20 Aralık
Dün işlerimi bitirip elime kitabımı aldım, birkaç sayfadan sonra uyumuşum. Eskiden hiç sevmezdim gündüz uykusunu, başım ağrırdı uyanınca. Uzun zamandır keyifli bir hal oldu bu uykudan ziyade "iç geçmeler" hali :)) Bazen on dakika, en fazla yarım saat kadar. Uyanınca sanırsın saatlerce uyumuşum. Capcanlı, enerji yüklenmiş bir hal yani... Kahvemi dönünce içmeye karar verip Efes' le çıktık. Kulağımda "Unutma Beni Apartmanı" yolumuzun üzerindeki sokakta kedi kavgasına denk gelince, hemen yolumuzu değiştirdik. Kim vurduya gitmek ya da Niyazi olmak korkusuyla sıvıştık oradan.
Alt sokaktan yürüdük, ağaçlarda tohum zarflarına denk gelince hemen cebime atıyorum. Ihlamur, zakkum, adını bilmediğim bir şeyler, meşe palamutları.
Tadilatlara doyamadıkları bir binanın önünden geçerken Efes' te ben de dönüp bir daha baktık. Daha evvel gördüğüm yok canım ne işi var burada dediğim yeni diktikleri zeytin ağacını sarmış sarmalamış, hatta mumyalamaktan hallice yapmışlardı. Fotoğraf çekemedim, güvenlik işkillendi bizden:)
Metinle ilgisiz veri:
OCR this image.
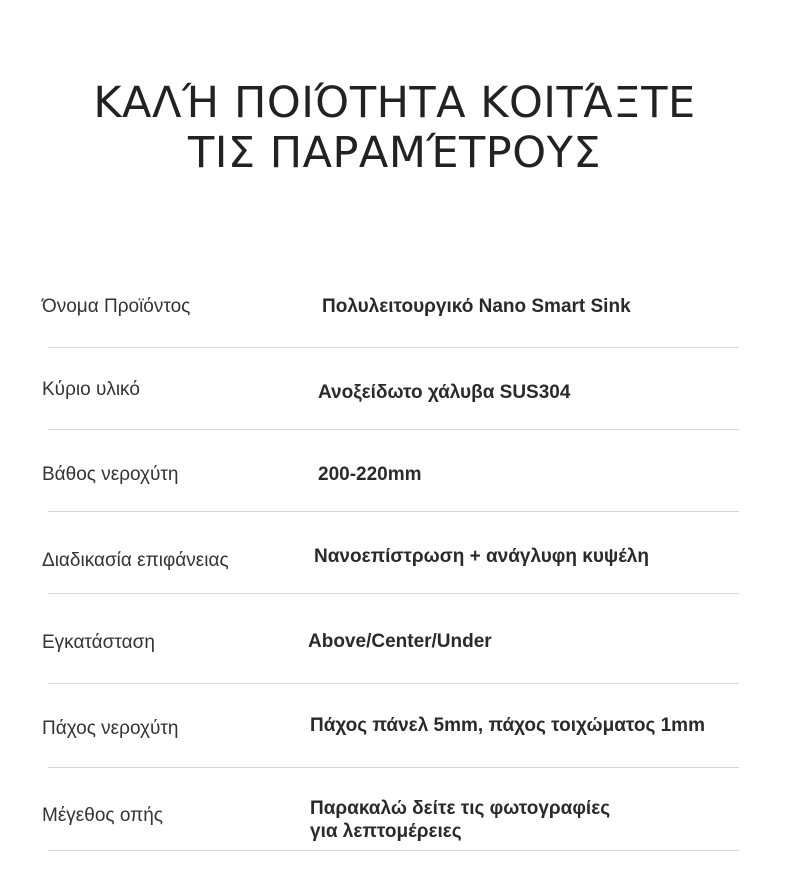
ΚΑΛΉ ΠΟΙΌΤΗΤΑ ΚΟΙΤΆΞΤΕ
ΤΙΣ ΠΑΡΑΜΈΤΡΟΥΣ
Όνομα Προϊόντος	Πολυλειτουργικό Nano Smart Sink
Κύριο υλικό	Ανοξείδωτο χάλυβα SUS304
Βάθος νεροχύτη	200-220mm
Διαδικασία επιφάνειας	Νανοεπίστρωση + ανάγλυφη κυψέλη
Εγκατάσταση	Above/Center/Under
Πάχος νεροχύτη	Πάχος πάνελ 5mm, πάχος τοιχώματος 1mm
Μέγεθος οπής	Παρακαλώ δείτε τις φωτογραφίες
για λεπτομέρειες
Yolu bira daha uzatıp döndük eve. Kahvemi yaptım Moskova' da Bir Beyfendi dizisininden bir bölüm daha izledim. İki bölüm kaldı, bitmesin istiyorum.
Yeni bir kitap seçtim kitaplıktan. Yiyun Li' sin Kazkafa' nın Kitabı ilginç bir okuma olacak hissi var içimde.
Efes'in kıyafetlerini koyduğum banyodaki dolapta su kaçağı olduğunu fark ettim. Tüm kıyafetlerini yıkadım. Kurutmalık dolu olduğu için evin her bir yanına dağıttım giysileri. Sabah kurumuşlardı, az evvel topladım. Yeni bir yer ayarlayayım.
Kahvaltı bulaşıkları tezgahta, birazdan Hatha yoga dersim var. Sonra "hayırlı cumalar "furyası, akşamı yaparız. İyi bakın kendinize.